The learned Judge also concludes that the victim lady consumed poisonous

drug in order to commit suicide and further concludes that all the evidence

clearly established that the victim lady was subjected to cruelty by the

husband and parents-in-law during her stay in the matrimonial house. The

learned Judge also concludes that it has no reason to disbelieve the case of

the prosecution that the victim lady was subjected to cruelty by the

husband and in-laws in her matrimonial house and therefore the charge

under section 498-A of the Indian Penal Code was proved by sufficient and

cogent evidence.

11. Section 498-A of the Indian Penal Code contemplates a married

woman being subjected to cruelty by the husband or the relative of the

husband where 'cruelty' is defined as wilful conduct of a nature which is

likely to drive the woman to commit suicide or cause grave injury to the life

or health of the woman or harassment for coercing the woman or any person

related to her to meet any unlawful demand for any property. Explanations

(a) and (b) to 498-A requires a close and proximate connection between the

wilful conduct of the perpetrator and the suicide committed by or injury

suffered by the woman. The harassment of woman must also be for an

unlawful demand of property or valuable property. Therefore, for a charge to

be established under section 498-A, the fact of cruelty must not only be

proved beyond all reasonable doubt but must also result in or have a causal

connection to the suicide or injury suffered by the woman. It was hence

incumbent on the Court to establish through the material before it that the

appellants had inflicted cruelty on the complainant/victim lady as defined in

Explanation (a) or (b) which in turn drove her to commit suicide. The

impugned judgment has not established this fact.

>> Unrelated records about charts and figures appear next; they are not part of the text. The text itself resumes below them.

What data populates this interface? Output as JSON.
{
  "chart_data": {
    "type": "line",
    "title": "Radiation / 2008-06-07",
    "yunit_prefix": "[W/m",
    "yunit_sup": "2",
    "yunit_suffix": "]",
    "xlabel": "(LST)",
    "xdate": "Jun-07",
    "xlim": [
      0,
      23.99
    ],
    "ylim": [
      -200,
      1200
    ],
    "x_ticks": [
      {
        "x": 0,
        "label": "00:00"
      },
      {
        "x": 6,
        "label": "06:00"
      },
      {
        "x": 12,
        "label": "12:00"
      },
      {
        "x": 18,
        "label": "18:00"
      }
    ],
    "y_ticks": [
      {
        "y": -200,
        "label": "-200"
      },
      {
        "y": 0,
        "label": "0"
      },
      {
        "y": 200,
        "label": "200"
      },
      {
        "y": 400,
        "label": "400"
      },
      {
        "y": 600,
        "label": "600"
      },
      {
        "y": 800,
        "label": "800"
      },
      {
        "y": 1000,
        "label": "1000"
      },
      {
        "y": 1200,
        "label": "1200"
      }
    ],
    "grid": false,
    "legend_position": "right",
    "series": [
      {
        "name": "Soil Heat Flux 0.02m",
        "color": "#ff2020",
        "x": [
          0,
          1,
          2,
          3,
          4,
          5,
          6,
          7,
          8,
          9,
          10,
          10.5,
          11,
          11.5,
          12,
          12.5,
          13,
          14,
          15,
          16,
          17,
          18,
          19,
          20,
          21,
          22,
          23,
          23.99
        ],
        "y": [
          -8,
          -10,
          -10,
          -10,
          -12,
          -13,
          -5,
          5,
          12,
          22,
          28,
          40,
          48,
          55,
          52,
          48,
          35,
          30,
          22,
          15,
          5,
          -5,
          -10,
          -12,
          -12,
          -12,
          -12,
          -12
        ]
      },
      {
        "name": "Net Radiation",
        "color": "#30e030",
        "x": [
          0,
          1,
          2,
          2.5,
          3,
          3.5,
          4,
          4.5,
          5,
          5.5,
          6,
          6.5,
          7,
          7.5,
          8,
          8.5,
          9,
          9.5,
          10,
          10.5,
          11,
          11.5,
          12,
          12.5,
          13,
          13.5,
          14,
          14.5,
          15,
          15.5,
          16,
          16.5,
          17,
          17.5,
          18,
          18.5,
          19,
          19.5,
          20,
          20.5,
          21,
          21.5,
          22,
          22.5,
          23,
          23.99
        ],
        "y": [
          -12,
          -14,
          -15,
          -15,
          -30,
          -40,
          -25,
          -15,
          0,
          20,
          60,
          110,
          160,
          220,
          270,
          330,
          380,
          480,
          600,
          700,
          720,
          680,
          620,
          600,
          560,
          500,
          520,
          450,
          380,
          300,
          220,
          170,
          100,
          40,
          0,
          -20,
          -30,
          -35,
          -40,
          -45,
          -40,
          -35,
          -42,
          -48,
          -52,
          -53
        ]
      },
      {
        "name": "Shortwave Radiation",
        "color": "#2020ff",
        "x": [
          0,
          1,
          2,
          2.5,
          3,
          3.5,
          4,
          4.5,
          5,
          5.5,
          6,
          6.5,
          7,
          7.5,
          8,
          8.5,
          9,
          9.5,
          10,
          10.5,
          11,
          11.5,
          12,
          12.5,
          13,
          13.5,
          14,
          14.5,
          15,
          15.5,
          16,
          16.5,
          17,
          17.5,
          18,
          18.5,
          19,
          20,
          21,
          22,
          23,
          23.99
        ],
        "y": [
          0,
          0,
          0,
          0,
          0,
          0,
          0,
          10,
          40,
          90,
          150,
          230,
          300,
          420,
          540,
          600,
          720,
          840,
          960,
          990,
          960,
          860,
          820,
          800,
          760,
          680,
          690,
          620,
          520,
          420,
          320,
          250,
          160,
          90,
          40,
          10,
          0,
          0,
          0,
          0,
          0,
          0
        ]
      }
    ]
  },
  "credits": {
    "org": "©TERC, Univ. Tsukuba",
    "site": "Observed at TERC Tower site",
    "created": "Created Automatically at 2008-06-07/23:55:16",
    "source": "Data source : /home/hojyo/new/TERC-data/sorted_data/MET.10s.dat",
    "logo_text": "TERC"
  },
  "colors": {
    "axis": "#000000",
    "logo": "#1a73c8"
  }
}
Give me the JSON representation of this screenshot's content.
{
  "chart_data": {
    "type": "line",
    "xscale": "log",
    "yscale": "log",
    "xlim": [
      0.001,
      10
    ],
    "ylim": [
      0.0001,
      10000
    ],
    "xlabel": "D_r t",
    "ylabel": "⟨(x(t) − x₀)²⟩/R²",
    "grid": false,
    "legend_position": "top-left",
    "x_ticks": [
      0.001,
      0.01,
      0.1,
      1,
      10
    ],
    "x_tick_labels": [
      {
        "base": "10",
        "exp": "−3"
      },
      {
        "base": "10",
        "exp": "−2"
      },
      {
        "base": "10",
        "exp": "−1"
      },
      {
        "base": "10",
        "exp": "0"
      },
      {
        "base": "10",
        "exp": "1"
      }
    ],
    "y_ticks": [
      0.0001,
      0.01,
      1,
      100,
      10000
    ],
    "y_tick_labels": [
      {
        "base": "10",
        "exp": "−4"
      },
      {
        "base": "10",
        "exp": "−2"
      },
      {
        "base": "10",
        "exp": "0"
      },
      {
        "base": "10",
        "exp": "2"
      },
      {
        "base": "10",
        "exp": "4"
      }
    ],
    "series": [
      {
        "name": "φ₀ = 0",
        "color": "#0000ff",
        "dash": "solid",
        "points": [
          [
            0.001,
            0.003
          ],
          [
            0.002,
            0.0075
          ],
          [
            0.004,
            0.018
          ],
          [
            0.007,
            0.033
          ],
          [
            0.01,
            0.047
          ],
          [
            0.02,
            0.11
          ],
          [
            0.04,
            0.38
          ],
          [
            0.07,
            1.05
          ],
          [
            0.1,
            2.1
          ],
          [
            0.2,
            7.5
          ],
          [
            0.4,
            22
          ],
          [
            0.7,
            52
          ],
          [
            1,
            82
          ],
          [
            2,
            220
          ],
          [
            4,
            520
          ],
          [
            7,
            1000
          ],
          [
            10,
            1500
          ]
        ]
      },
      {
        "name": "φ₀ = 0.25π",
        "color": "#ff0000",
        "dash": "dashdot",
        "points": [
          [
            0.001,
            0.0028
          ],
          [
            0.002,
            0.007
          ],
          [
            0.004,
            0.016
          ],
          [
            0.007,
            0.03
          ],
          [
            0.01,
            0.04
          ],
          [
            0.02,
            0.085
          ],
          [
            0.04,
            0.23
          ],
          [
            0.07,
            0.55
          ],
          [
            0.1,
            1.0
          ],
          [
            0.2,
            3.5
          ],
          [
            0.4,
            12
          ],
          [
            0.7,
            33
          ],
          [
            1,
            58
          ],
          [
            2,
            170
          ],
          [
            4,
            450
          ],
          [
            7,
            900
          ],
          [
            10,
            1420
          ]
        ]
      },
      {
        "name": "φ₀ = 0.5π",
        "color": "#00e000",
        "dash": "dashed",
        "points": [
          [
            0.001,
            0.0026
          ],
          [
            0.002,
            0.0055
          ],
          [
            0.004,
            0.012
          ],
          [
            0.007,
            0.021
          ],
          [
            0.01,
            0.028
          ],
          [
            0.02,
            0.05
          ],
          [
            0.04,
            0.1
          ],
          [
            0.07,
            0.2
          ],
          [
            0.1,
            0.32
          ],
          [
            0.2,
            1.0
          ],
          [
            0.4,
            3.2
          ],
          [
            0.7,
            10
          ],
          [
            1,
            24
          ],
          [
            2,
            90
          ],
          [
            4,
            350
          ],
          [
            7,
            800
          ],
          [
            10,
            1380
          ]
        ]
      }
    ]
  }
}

12. There is also no discussion in the impugned judgment of the fact of

delay in lodging the FIR or the absence of evidence of at least two doctors

who had examined and issued medical prescriptions to the victim lady. The

judgment also does not discuss the failure of the witnesses deposing on

behalf of the victim to disclose material facts while recording their

statements including the fact that the victim was suffering from a mental

condition. These were crucial to the case for establishing or negating the

charge under section 498-A and the non-consideration of these factors

renders the decision vulnerable for interference.

13. For the above reasons, this Court finds no justification to convict and

sentence the appellants under section 498-A of the Indian Penal Code. CRA

328 of 2009 is accordingly allowed. The impugned judgment dated 30th

March, 2009 is set aside and the order of conviction of the same date passed

by the Additional District & Sessions Judge, Fast Track, 2nd Court, Suri,

Birbhum in Sessions Trial No. 3 (November)/2005 arising out of Sessions

Case No. 152/2005 and the consequential sentence awarded against the

appellants is set aside. The appellants are hereby acquitted of the charges

framed against them and are discharged from any bond and or condition, if

furnished by the appellants, in connection with any bail application in

respect of the present conviction at any point of time. All connected

applications are disposed of.

14. This Court records its appreciation to the learned Amicus whose

assistance in the matter has been invaluable.

Urgent Photostat certified copies of this judgment, if applied for, be

supplied to the respective parties upon fulfilment of requisite formalities.